How much do quick cut media techniques and sound bite political posturing affect the issues that DU addresses?
Do most people feel "overwhelmed" or "empowered"?
Does a constant "flow of discontinuities" create a distracted and disconnected public?
Anyone for a bit of "surrealist elation"?
http://www.utne.com/pub/2005_129/promo/11633-1.htmlThe Surreal Life
Surrealism is not only alive and well, it could be the antidote to our modern angst
—By Jon Spayde, Utne magazine
May / June 2005 Issue
(liberally or surrealistically edited by OM <snips>)
In the early 1920s, poet Andre Breton and a handful of like-minded poets and artists in Paris ... became convinced that the innovative, creative power that had previously been thought of as the province of artists alone lay latent in all human minds...surrealism asserted that form mattered little; what was important was tapping the power of everyone's unconscious and sparking a revolution both psychic and political.
...The one quality that nearly all surrealist art shared was reveling in odd juxtapositions -- visual and verbal non sequiturs that created a sense that ordinary life and dream are two sides of one thin coin. Breton became convinced that daily life itself could be experienced surrealistically.
...we mostly experience surrealism in its descendant, postmodernism, a steady flow of incongruous, often disconnected images from many times and places. We flip from the History Channel to CNN to ads that Dali might have created; the Internet takes us on an even wilder ride around the world and from psyche to psyche. Our daily lives are full of encounters with people from different cultures and other surprises of a thousand kinds. Although sophisticated artists can make postmodernism meaningful, for many of us it's a psychic overload from which we seek relief in everything from simplicity circles to suburban "safety."

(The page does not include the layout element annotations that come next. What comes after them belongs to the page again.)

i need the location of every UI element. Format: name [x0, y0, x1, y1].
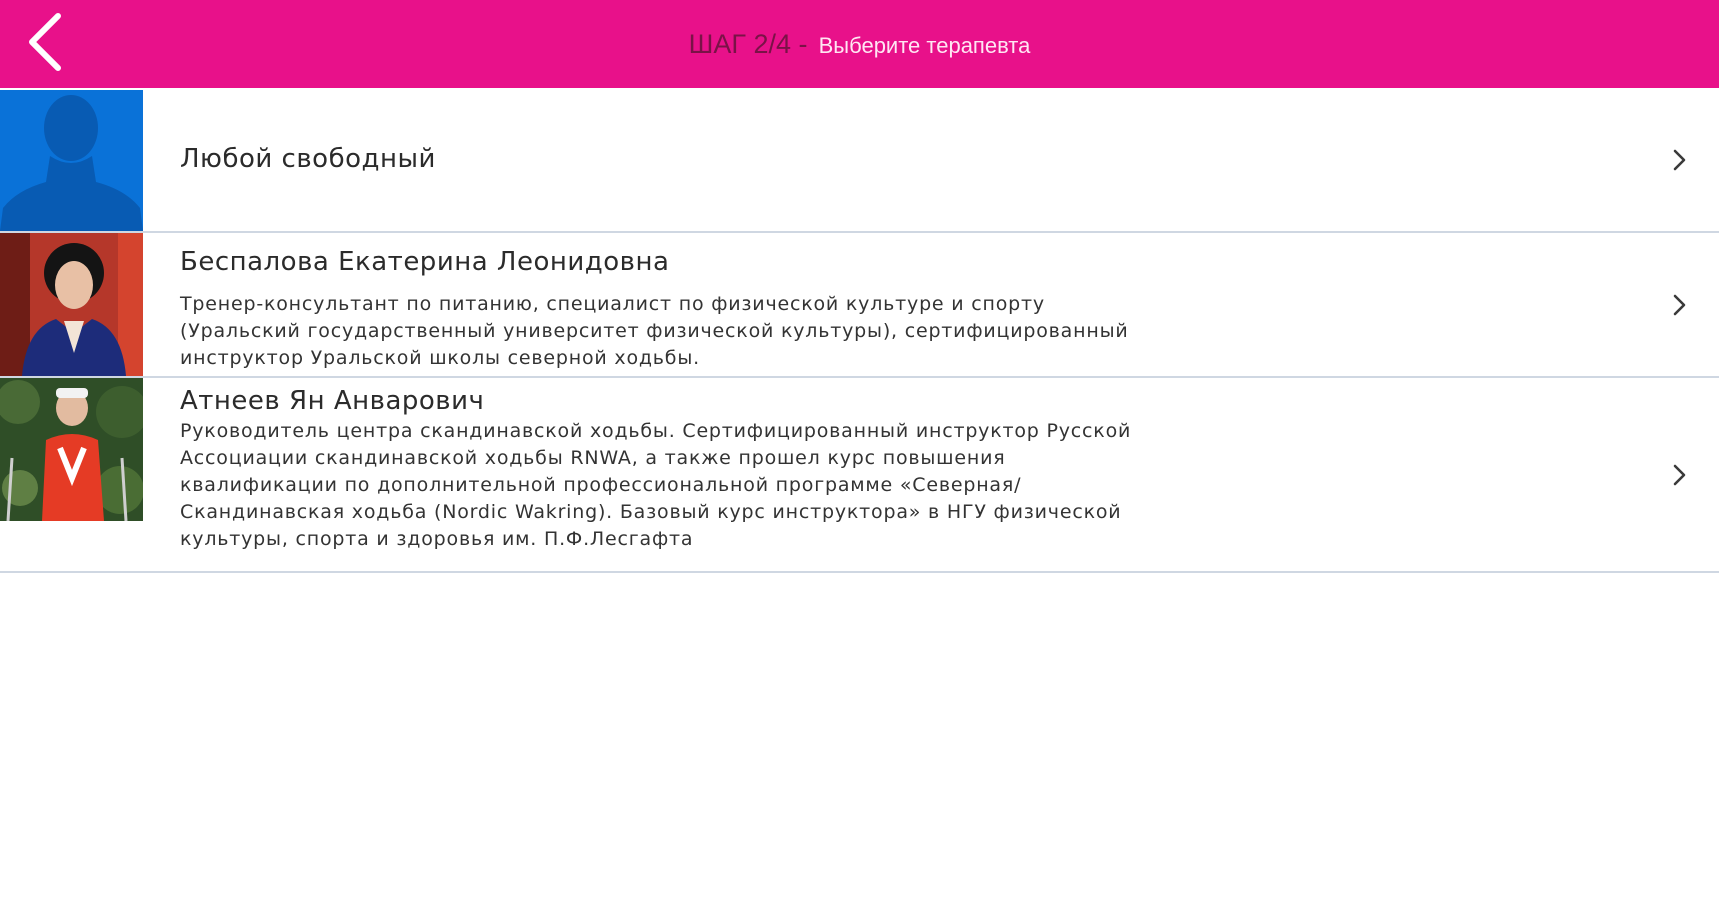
chevron-right-icon: [1673, 294, 1686, 316]
therapist-description: Руководитель центра скандинавской ходьбы…: [180, 420, 1132, 550]
therapist-name: Атнеев Ян Анварович: [180, 386, 485, 416]
page-title: ШАГ 2/4 - Выберите терапевта: [0, 0, 1719, 88]
therapist-row-atneev[interactable]: Атнеев Ян Анварович Руководитель центра …: [0, 378, 1719, 573]
avatar-photo: [0, 233, 143, 376]
therapist-texts: Любой свободный: [180, 90, 1599, 174]
therapist-list: Любой свободный Беспалова Екатерина Леон…: [0, 90, 1719, 573]
therapist-name: Беспалова Екатерина Леонидовна: [180, 247, 670, 277]
woman-portrait-image: [0, 233, 143, 376]
chevron-right-icon: [1673, 149, 1686, 171]
therapist-row-bespalova[interactable]: Беспалова Екатерина Леонидовна Тренер-ко…: [0, 233, 1719, 378]
man-portrait-image: [0, 378, 143, 521]
therapist-row-any[interactable]: Любой свободный: [0, 90, 1719, 233]
avatar-placeholder: [0, 90, 143, 231]
therapist-name: Любой свободный: [180, 144, 436, 174]
therapist-texts: Атнеев Ян Анварович Руководитель центра …: [180, 378, 1599, 553]
therapist-texts: Беспалова Екатерина Леонидовна Тренер-ко…: [180, 233, 1599, 372]
therapist-description: Тренер-консультант по питанию, специалис…: [180, 293, 1129, 369]
person-silhouette-icon: [0, 90, 143, 231]
step-indicator: ШАГ 2/4 -: [688, 29, 808, 59]
avatar-photo: [0, 378, 143, 521]
step-title: Выберите терапевта: [818, 33, 1031, 58]
chevron-right-icon: [1673, 464, 1686, 486]
header-bar: ШАГ 2/4 - Выберите терапевта: [0, 0, 1719, 88]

What if we went the other way and reclaimed our own experience in a surrealist spirit? If advertising and music videos have trained us to appreciate a surreal flow of discontinuities, then we ought to be able to enjoy them, creatively and intentionally, in our own lives: the Arabic we hear at the corner store, the anime comics in the bookstore rack, the bizarre profusion of the supermarket, mixed with our dreams and fantasies. A transition from being overwhelmed "consumers of images" to empowered artists of the everyday could begin with a shift of attitude from postmodern prostration to surrealist elation.